May 2, 2012
Sanofi reports good results in phase 3 study of 4-strain flu vaccine in kids
Sanofi Pasteur has announced that its quadrivalent (four-strain) flu vaccine (QIV) compared well with standard trivalent inactivated vaccines (TIVs) for safety and immunogenicity in children 6 months through 8 years old. The QIV contains two influenza B strains, one from each of the two major B lineages, Victoria and Yamagata, which vary unpredictably in prevalence from year to year. Sanofi reported the preliminary results of its randomized, observer-blinded, multicenter study at the Pediatric Academic Societies annual meeting yesterday in Boston. The trial involved more than 4,300 children who were assigned in a ratio of 4:1:1 to receive either the QIV, the 2010-11 seasonal TIV, containing a Victoria lineage B strain, or a TIV containing a Yamagata B strain. All four strains in the QIV met the non-inferiority criteria for antibody responses in comparison with the two TIV vaccines. These findings held true for the overall study group and for the age subgroups 6 through 35 months and 3 through 8 years, the company said. In addition, the QIV met superiority criteria for each B strain when compared with the TIV that did not contain the corresponding B strain. Further, the safety profiles of the QIV and TIVs "did not materially differ," the company said.

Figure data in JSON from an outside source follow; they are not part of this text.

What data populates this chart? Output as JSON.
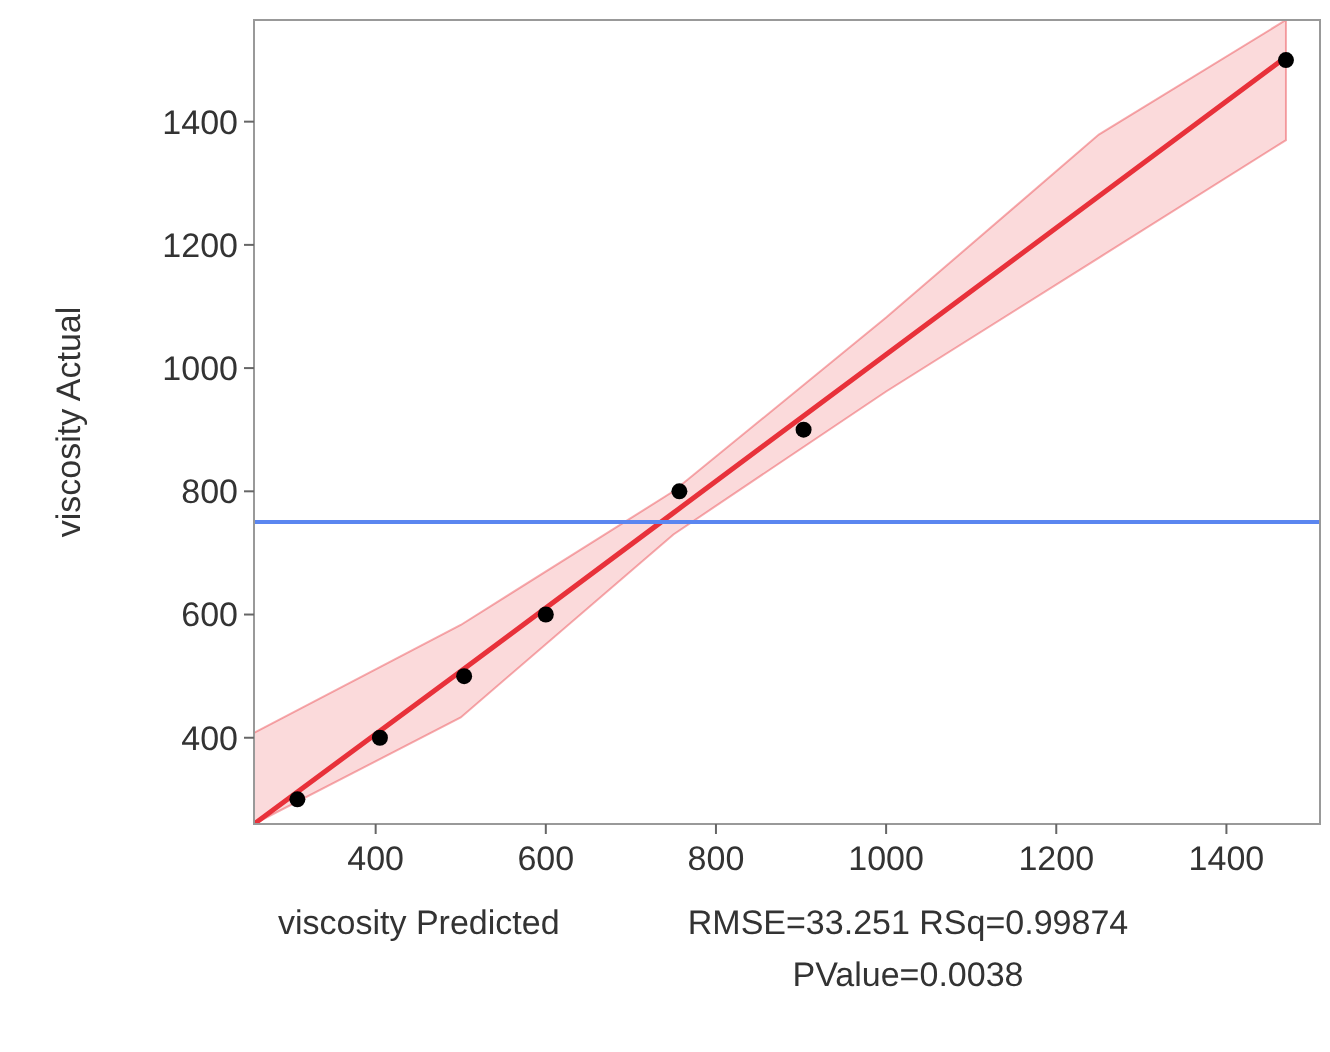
{
  "chart_data": {
    "type": "scatter",
    "xlabel": "viscosity Predicted",
    "ylabel": "viscosity Actual",
    "annotations": [
      "RMSE=33.251 RSq=0.99874",
      "PValue=0.0038"
    ],
    "xlim": [
      257,
      1510
    ],
    "ylim": [
      260,
      1565
    ],
    "xticks": [
      400,
      600,
      800,
      1000,
      1200,
      1400
    ],
    "yticks": [
      400,
      600,
      800,
      1000,
      1200,
      1400
    ],
    "grid": false,
    "series": [
      {
        "type": "line",
        "color": "#e8313a",
        "x": [
          257,
          500,
          750,
          1000,
          1250,
          1470
        ],
        "values": [
          260,
          508,
          765,
          1022,
          1279,
          1505
        ],
        "lower": [
          260,
          433,
          730,
          962,
          1179,
          1370
        ],
        "upper": [
          408,
          583,
          800,
          1082,
          1379,
          1565
        ]
      },
      {
        "marker": "circle",
        "color": "#000000",
        "x": [
          308,
          405,
          504,
          600,
          757,
          903,
          1470
        ],
        "values": [
          300,
          400,
          500,
          600,
          800,
          900,
          1500
        ]
      }
    ],
    "ref_lines": [
      {
        "axis": "y",
        "value": 750,
        "color": "#5b86f0"
      }
    ]
  }
}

May 1 Sanofi press release
Study: H1N1 vaccine did not increase risk of fetal death
Vaccination against pandemic 2009 H1N1 flu (pH1N1) did not raise the risk of miscarriage or stillbirth, a Danish study of 54,585 pregnant women revealed. Writing in BMJ today, researchers said they analyzed data for 54,585 women who gave birth from November 2009 to September 2010, of whom 7,062 (12.9%) received the pH1N1 vaccine. All told, 1,818 pregnancies ended with fetal deaths—1,678 miscarriages and 140 stillbirths. The investigators found that receiving the pH1N1 vaccine did not increase the risk of fetal death (adjusted hazard ratio, 0.79; 95% confidence interval, 0.53-1.16). An accompanying editorial said the study "provides even clearer evidence that the benefits of immunisation against influenza outweigh the risks for pregnant women" but added that the authors' exclusion of women of less than 7 weeks' gestation and inclusion of a small number of women immunized in the first trimester were study weaknesses.
May 2 BMJ abstract
May 2 BMJ editorial
BARDA extends Pfenex anthrax vaccine contract
Pfenex Inc., a biotechnology company based in San Diego, announced yesterday that the Biomedical Advanced Research and Development Authority (BARDA) has exercised an option to extend the company's contract to develop a recombinant protective antigen (rpA)–based anthrax vaccine. The company's platform involves the production of anthrax vaccine rPA from Pseudomonas fluorescens, according to a Pfenex press release. The company said that, during the contract's base period, researchers showed that a strongly immunogenic, stable, and protective form of rPA could be expressed and recovered from highly efficient fermentation of a strain of P fluorescens engineered to produce rPA. Pfenex CEO Bertrand Liang said BARDA's contract extension will allow the company to develop a process capable of meeting Strategic National Stockpile goals for production, shelf life, and administration. BARDA awarded the original contract, worth up to $18.8 million, in July 2010. It was one of eight contracts awarded in a BARDA push to modernize and speed the development of countermeasures against natural and manmade threats.
May 1 Pfenex press release
FAO confirms spread of novel FMD strain to Gaza Strip
A novel strain of foot-and-mouth disease (FMD) has been detected in cattle in the Gaza Strip, confirming fears of the spread of the new variant, the United Nations Food and Agriculture Organization (FAO) said today. The FMD strain is new to the area, and animals haven't acquired any resistance to it, the agency said. The FAO added that vaccines against the novel SAT2 virus are in short supply. In February the SAT2 variant was found in Egypt and Libya, and it was confirmed in the neighboring Gaza Strip area on Apr 19. Juan Lubroth, DVM, PhD, the FAO's chief veterinary officer, said in a statement that the disease threatens Gulf countries, and perhaps southern and eastern Europe and beyond. He said limiting animal movement is the top priority for preventing the spread of the virus, along with heightened surveillance and quick outbreak detection and response. The FAO said the virus has also been detected in Bahrain, but only at a quarantine center. Israel has targeted herds along its southern border for vaccination to create a protective buffer zone, and the Gaza Strip will receive 20,000 doses to protect its cattle, with 40,000 doses as soon as possible targeting sheep and goats. The FAO and its partners are negotiating with producers and vaccine banks to find more vaccine sources.